Now ax^2 + bx + c = 0
Multiplication both sides by 4a (a ≠ 0) we get
4a^2x^2 + 4abx + 4ac = 0
(2ax)^2 + 2 * 2ax * b + b^2 – b^2 + 4ac = 0
(2ax + b)^2 = b^2 - 4ac
2ax + b = ± \(\sqrt{b^{2} - 4ac}\)
x = \(\frac{-b \pm \sqrt{b^{2} - 4ac}}{2a}\)
Therefore, the roots of (i) are \(\frac{-b \pm \sqrt{b^{2} - 4ac}}{2a}\)
Let α = \(\frac{-b + \sqrt{b^{2} - 4ac}}{2a}\) and β = \(\frac{-b - \sqrt{b^{2} - 4ac}}{2a}\)
Therefore,
α + β = \(\frac{-b + \sqrt{b^{2} - 4ac}}{2a}\) + \(\frac{-b - \sqrt{b^{2} - 4ac}}{2a}\)
α + β = \(\frac{-2b}{2a}\)
α + β = -\(\frac{b}{a}\)
α + β = -\(\frac{coefficient of x}{coefficient of x^{2}}\)
Again, αβ = \(\frac{-b + \sqrt{b^{2} - 4ac}}{2a}\) × \(\frac{-b - \sqrt{b^{2} - 4ac}}{2a}\)

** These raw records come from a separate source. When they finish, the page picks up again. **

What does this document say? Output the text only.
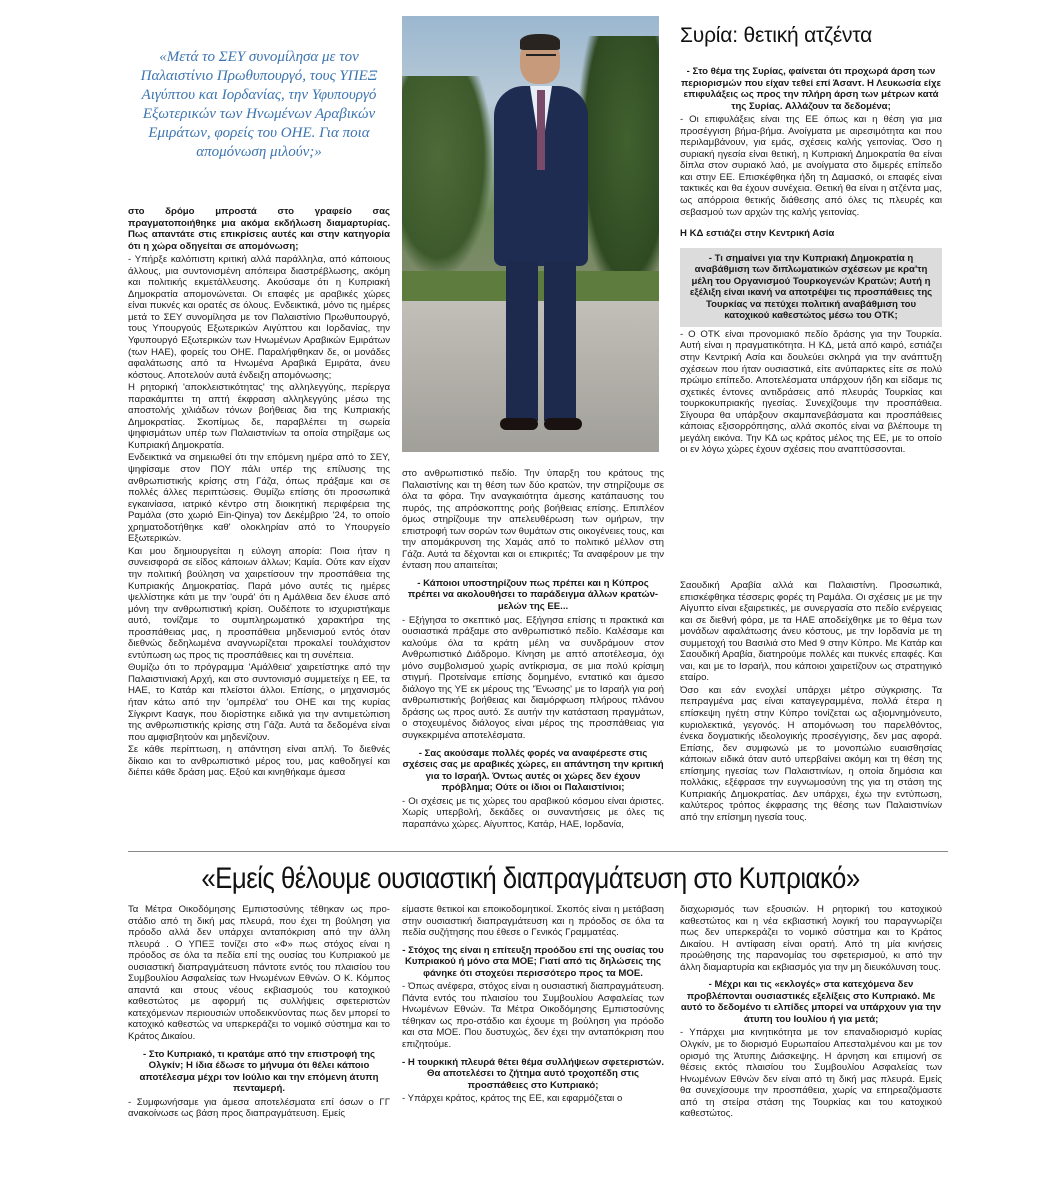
«Μετά το ΣΕΥ συνομίλησα με τον Παλαιστίνιο Πρωθυπουργό, τους ΥΠΕΞ Αιγύπτου και Ιορδανίας, την Υφυπουργό Εξωτερικών των Ηνωμένων Αραβικών Εμιράτων, φορείς του ΟΗΕ. Για ποια απομόνωση μιλούν;»

στο δρόμο μπροστά στο γραφείο σας πραγματοποιήθηκε μια ακόμα εκδήλωση διαμαρτυρίας. Πως απαντάτε στις επικρίσεις αυτές και στην κατηγορία ότι η χώρα οδηγείται σε απομόνωση;

- Υπήρξε καλόπιστη κριτική αλλά παράλληλα, από κάποιους άλλους, μια συντονισμένη απόπειρα διαστρέβλωσης, ακόμη και πολιτικής εκμετάλλευσης. Ακούσαμε ότι η Κυπριακή Δημοκρατία απομονώνεται. Οι επαφές με αραβικές χώρες είναι πυκνές και ορατές σε όλους. Ενδεικτικά, μόνο τις ημέρες μετά το ΣΕΥ συνομίλησα με τον Παλαιστίνιο Πρωθυπουργό, τους Υπουργούς Εξωτερικών Αιγύπτου και Ιορδανίας, την Υφυπουργό Εξωτερικών των Ηνωμένων Αραβικών Εμιράτων (των ΗΑΕ), φορείς του ΟΗΕ. Παραλήφθηκαν δε, οι μονάδες αφαλάτωσης από τα Ηνωμένα Αραβικά Εμιράτα, άνευ κόστους. Αποτελούν αυτά ένδειξη απομόνωσης;

Η ρητορική 'αποκλειστικότητας' της αλληλεγγύης, περίεργα παρακάμπτει τη απτή έκφραση αλληλεγγύης μέσω της αποστολής χιλιάδων τόνων βοήθειας δια της Κυπριακής Δημοκρατίας. Σκοπίμως δε, παραβλέπει τη σωρεία ψηφισμάτων υπέρ των Παλαιστινίων τα οποία στηρίξαμε ως Κυπριακή Δημοκρατία.

Ενδεικτικά να σημειωθεί ότι την επόμενη ημέρα από το ΣΕΥ, ψηφίσαμε στον ΠΟΥ πάλι υπέρ της επίλυσης της ανθρωπιστικής κρίσης στη Γάζα, όπως πράξαμε και σε πολλές άλλες περιπτώσεις. Θυμίζω επίσης ότι προσωπικά εγκαινίασα, ιατρικό κέντρο στη διοικητική περιφέρεια της Ραμάλα (στο χωριό Ein-Qinya) τον Δεκέμβριο '24, το οποίο χρηματοδοτήθηκε καθ' ολοκληρίαν από το Υπουργείο Εξωτερικών.

Και μου δημιουργείται η εύλογη απορία: Ποια ήταν η συνεισφορά σε είδος κάποιων άλλων; Καμία. Ούτε καν είχαν την πολιτική βούληση να χαιρετίσουν την προσπάθεια της Κυπριακής Δημοκρατίας. Παρά μόνο αυτές τις ημέρες ψελλίστηκε κάτι με την 'ουρά' ότι η Αμάλθεια δεν έλυσε από μόνη την ανθρωπιστική κρίση. Ουδέποτε το ισχυριστήκαμε αυτό, τονίζαμε το συμπληρωματικό χαρακτήρα της προσπάθειας μας, η προσπάθεια μηδενισμού εντός όταν διεθνώς δεδηλωμένα αναγνωρίζεται προκαλεί τουλάχιστον εντύπωση ως προς τις προσπάθειες και τη συνέπεια.

Θυμίζω ότι το πρόγραμμα 'Αμάλθεια' χαιρετίστηκε από την Παλαιστινιακή Αρχή, και στο συντονισμό συμμετείχε η ΕΕ, τα ΗΑΕ, το Κατάρ και πλείστοι άλλοι. Επίσης, ο μηχανισμός ήταν κάτω από την 'ομπρέλα' του ΟΗΕ και της κυρίας Σίγκριντ Κααγκ, που διορίστηκε ειδικά για την αντιμετώπιση της ανθρωπιστικής κρίσης στη Γάζα. Αυτά τα δεδομένα είναι που αμφισβητούν και μηδενίζουν.

Σε κάθε περίπτωση, η απάντηση είναι απλή. Το διεθνές δίκαιο και το ανθρωπιστικό μέρος του, μας καθοδηγεί και διέπει κάθε δράση μας. Εξού και κινηθήκαμε άμεσα

στο ανθρωπιστικό πεδίο. Την ύπαρξη του κράτους της Παλαιστίνης και τη θέση των δύο κρατών, την στηρίζουμε σε όλα τα φόρα. Την αναγκαιότητα άμεσης κατάπαυσης του πυρός, της απρόσκοπτης ροής βοήθειας επίσης. Επιπλέον όμως στηρίζουμε την απελευθέρωση των ομήρων, την επιστροφή των σορών των θυμάτων στις οικογένειες τους, και την απομάκρυνση της Χαμάς από το πολιτικό μέλλον στη Γάζα. Αυτά τα δέχονται και οι επικριτές; Τα αναφέρουν με την ένταση που απαιτείται;

- Κάποιοι υποστηρίζουν πως πρέπει και η Κύπρος πρέπει να ακολουθήσει το παράδειγμα άλλων κρατών-μελών της ΕΕ...

- Εξήγησα το σκεπτικό μας. Εξήγησα επίσης τι πρακτικά και ουσιαστικά πράξαμε στο ανθρωπιστικό πεδίο. Καλέσαμε και καλούμε όλα τα κράτη μέλη να συνδράμουν στον Ανθρωπιστικό Διάδρομο. Κίνηση με απτό αποτέλεσμα, όχι μόνο συμβολισμού χωρίς αντίκρισμα, σε μια πολύ κρίσιμη στιγμή. Προτείναμε επίσης δομημένο, εντατικό και άμεσο διάλογο της ΥΕ εκ μέρους της 'Ένωσης' με το Ισραήλ για ροή ανθρωπιστικής βοήθειας και διαμόρφωση πλήρους πλάνου δράσης ως προς αυτό. Σε αυτήν την κατάσταση πραγμάτων, ο στοχευμένος διάλογος είναι μέρος της προσπάθειας για συγκεκριμένα αποτελέσματα.

- Σας ακούσαμε πολλές φορές να αναφέρεστε στις σχέσεις σας με αραβικές χώρες, ειι απάντηση την κριτική για το Ισραήλ. Όντως αυτές οι χώρες δεν έχουν πρόβλημα; Ούτε οι ίδιοι οι Παλαιστίνιοι;

- Οι σχέσεις με τις χώρες του αραβικού κόσμου είναι άριστες. Χωρίς υπερβολή, δεκάδες οι συναντήσεις με όλες τις παραπάνω χώρες. Αίγυπτος, Κατάρ, ΗΑΕ, Ιορδανία,

Συρία: θετική ατζέντα

- Στο θέμα της Συρίας, φαίνεται ότι προχωρά άρση των περιορισμών που είχαν τεθεί επί Άσαντ. Η Λευκωσία είχε επιφυλάξεις ως προς την πλήρη άρση των μέτρων κατά της Συρίας. Αλλάζουν τα δεδομένα;

- Οι επιφυλάξεις είναι της ΕΕ όπως και η θέση για μια προσέγγιση βήμα-βήμα. Ανοίγματα με αιρεσιμότητα και που περιλαμβάνουν, για εμάς, σχέσεις καλής γειτονίας. Όσο η συριακή ηγεσία είναι θετική, η Κυπριακή Δημοκρατία θα είναι δίπλα στον συριακό λαό, με ανοίγματα στο διμερές επίπεδο και στην ΕΕ. Επισκέφθηκα ήδη τη Δαμασκό, οι επαφές είναι τακτικές και θα έχουν συνέχεια. Θετική θα είναι η ατζέντα μας, ως απόρροια θετικής διάθεσης από όλες τις πλευρές και σεβασμού των αρχών της καλής γειτονίας.

Η ΚΔ εστιάζει στην Κεντρική Ασία

- Τι σημαίνει για την Κυπριακή Δημοκρατία η αναβάθμιση των διπλωματικών σχέσεων με κρα'τη μέλη του Οργανισμού Τουρκογενών Κρατών; Αυτή η εξέλιξη είναι ικανή να αποτρέψει τις προσπάθειες της Τουρκίας να πετύχει πολιτική αναβάθμιση του κατοχικού καθεστώτος μέσω του ΟΤΚ;

- Ο ΟΤΚ είναι προνομιακό πεδίο δράσης για την Τουρκία. Αυτή είναι η πραγματικότητα. Η ΚΔ, μετά από καιρό, εστιάζει στην Κεντρική Ασία και δουλεύει σκληρά για την ανάπτυξη σχέσεων που ήταν ουσιαστικά, είτε ανύπαρκτες είτε σε πολύ πρώιμο επίπεδο. Αποτελέσματα υπάρχουν ήδη και είδαμε τις σχετικές έντονες αντιδράσεις από πλευράς Τουρκίας και τουρκοκυπριακής ηγεσίας. Συνεχίζουμε την προσπάθεια. Σίγουρα θα υπάρξουν σκαμπανεβάσματα και προσπάθειες κάποιας εξισορρόπησης, αλλά σκοπός είναι να βλέπουμε τη μεγάλη εικόνα. Την ΚΔ ως κράτος μέλος της ΕΕ, με το οποίο οι εν λόγω χώρες έχουν σχέσεις που αναπτύσσονται.

Σαουδική Αραβία αλλά και Παλαιστίνη. Προσωπικά, επισκέφθηκα τέσσερις φορές τη Ραμάλα. Οι σχέσεις με με την Αίγυπτο είναι εξαιρετικές, με συνεργασία στο πεδίο ενέργειας και σε διεθνή φόρα, με τα ΗΑΕ αποδείχθηκε με το θέμα των μονάδων αφαλάτωσης άνευ κόστους, με την Ιορδανία με τη συμμετοχή του Βασιλιά στο Med 9 στην Κύπρο. Με Κατάρ και Σαουδική Αραβία, διατηρούμε πολλές και πυκνές επαφές. Και ναι, και με το Ισραήλ, που κάποιοι χαιρετίζουν ως στρατηγικό εταίρο.

Όσο και εάν ενοχλεί υπάρχει μέτρο σύγκρισης. Τα πεπραγμένα μας είναι καταγεγραμμένα, πολλά έτερα η επίσκεψη ηγέτη στην Κύπρο τονίζεται ως αξιομνημόνευτο, κυριολεκτικά, γεγονός. Η απομόνωση του παρελθόντος, ένεκα δογματικής ιδεολογικής προσέγγισης, δεν μας αφορά. Επίσης, δεν συμφωνώ με το μονοπώλιο ευαισθησίας κάποιων ειδικά όταν αυτό υπερβαίνει ακόμη και τη θέση της επίσημης ηγεσίας των Παλαιστινίων, η οποία δημόσια και πολλάκις, εξέφρασε την ευγνωμοσύνη της για τη στάση της Κυπριακής Δημοκρατίας. Δεν υπάρχει, έχω την εντύπωση, καλύτερος τρόπος έκφρασης της θέσης των Παλαιστινίων από την επίσημη ηγεσία τους.

«Εμείς θέλουμε ουσιαστική διαπραγμάτευση στο Κυπριακό»

Τα Μέτρα Οικοδόμησης Εμπιστοσύνης τέθηκαν ως προ-στάδιο από τη δική μας πλευρά, που έχει τη βούληση για πρόοδο αλλά δεν υπάρχει ανταπόκριση από την άλλη πλευρά . Ο ΥΠΕΞ τονίζει στο «Φ» πως στόχος είναι η πρόοδος σε όλα τα πεδία επί της ουσίας του Κυπριακού με ουσιαστική διαπραγμάτευση πάντοτε εντός του πλαισίου του Συμβουλίου Ασφαλείας των Ηνωμένων Εθνών. Ο Κ. Κόμπος απαντά και στους νέους εκβιασμούς του κατοχικού καθεστώτος με αφορμή τις συλλήψεις σφετεριστών κατεχόμενων περιουσιών υποδεικνύοντας πως δεν μπορεί το κατοχικό καθεστώς να υπερκεράζει το νομικό σύστημα και το Κράτος Δικαίου.

- Στο Κυπριακό, τι κρατάμε από την επιστροφή της Ολγκίν; Η ίδια έδωσε το μήνυμα ότι θέλει κάποιο αποτέλεσμα μέχρι τον Ιούλιο και την επόμενη άτυπη πενταμερή.

- Συμφωνήσαμε για άμεσα αποτελέσματα επί όσων ο ΓΓ ανακοίνωσε ως βάση προς διαπραγμάτευση. Εμείς

είμαστε θετικοί και εποικοδομητικοί. Σκοπός είναι η μετάβαση στην ουσιαστική διαπραγμάτευση και η πρόοδος σε όλα τα πεδία συζήτησης που έθεσε ο Γενικός Γραμματέας.

- Στόχος της είναι η επίτευξη προόδου επί της ουσίας του Κυπριακού ή μόνο στα ΜΟΕ; Γιατί από τις δηλώσεις της φάνηκε ότι στοχεύει περισσότερο προς τα ΜΟΕ.

- Όπως ανέφερα, στόχος είναι η ουσιαστική διαπραγμάτευση. Πάντα εντός του πλαισίου του Συμβουλίου Ασφαλείας των Ηνωμένων Εθνών. Τα Μέτρα Οικοδόμησης Εμπιστοσύνης τέθηκαν ως προ-στάδιο και έχουμε τη βούληση για πρόοδο και στα ΜΟΕ. Που δυστυχώς, δεν έχει την ανταπόκριση που επιζητούμε.

- Η τουρκική πλευρά θέτει θέμα συλλήψεων σφετεριστών. Θα αποτελέσει το ζήτημα αυτό τροχοπέδη στις προσπάθειες στο Κυπριακό;

- Υπάρχει κράτος, κράτος της ΕΕ, και εφαρμόζεται ο

διαχωρισμός των εξουσιών. Η ρητορική του κατοχικού καθεστώτος και η νέα εκβιαστική λογική του παραγνωρίζει πως δεν υπερκεράζει το νομικό σύστημα και το Κράτος Δικαίου. Η αντίφαση είναι ορατή. Από τη μία κινήσεις προώθησης της παρανομίας του σφετερισμού, κι από την άλλη διαμαρτυρία και εκβιασμός για την μη διευκόλυνση τους.

- Μέχρι και τις «εκλογές» στα κατεχόμενα δεν προβλέπονται ουσιαστικές εξελίξεις στο Κυπριακό. Με αυτό το δεδομένο τι ελπίδες μπορεί να υπάρχουν για την άτυπη του Ιουλίου ή για μετά;

- Υπάρχει μια κινητικότητα με τον επαναδιορισμό κυρίας Ολγκίν, με το διορισμό Ευρωπαίου Απεσταλμένου και με τον ορισμό της Άτυπης Διάσκεψης. Η άρνηση και επιμονή σε θέσεις εκτός πλαισίου του Συμβουλίου Ασφαλείας των Ηνωμένων Εθνών δεν είναι από τη δική μας πλευρά. Εμείς θα συνεχίσουμε την προσπάθεια, χωρίς να επηρεαζόμαστε από τη στείρα στάση της Τουρκίας και του κατοχικού καθεστώτος.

αβ = \(\frac{(-b)^{2} - (\sqrt{b^{2} - 4ac)}^{2}}{4a^{2}}\)
αβ = \(\frac{b^{2} - (b^{2} - 4ac)}{4a^{2}}\)
αβ = \(\frac{4ac}{4a^{2}}\)
αβ = \(\frac{c}{a}\)
αβ = \(\frac{constant term}{coefficient of x^{2}}\)
Therefore, α + β = -\(\frac{coefficient of x}{coefficient of x^{2}}\) and αβ = \(\frac{constant term}{coefficient of x^{2}}\) represent the required relations between roots (i.e., α and β) and coefficients (i.e., a, b and c) of equation ax^2 + bx + c = 0.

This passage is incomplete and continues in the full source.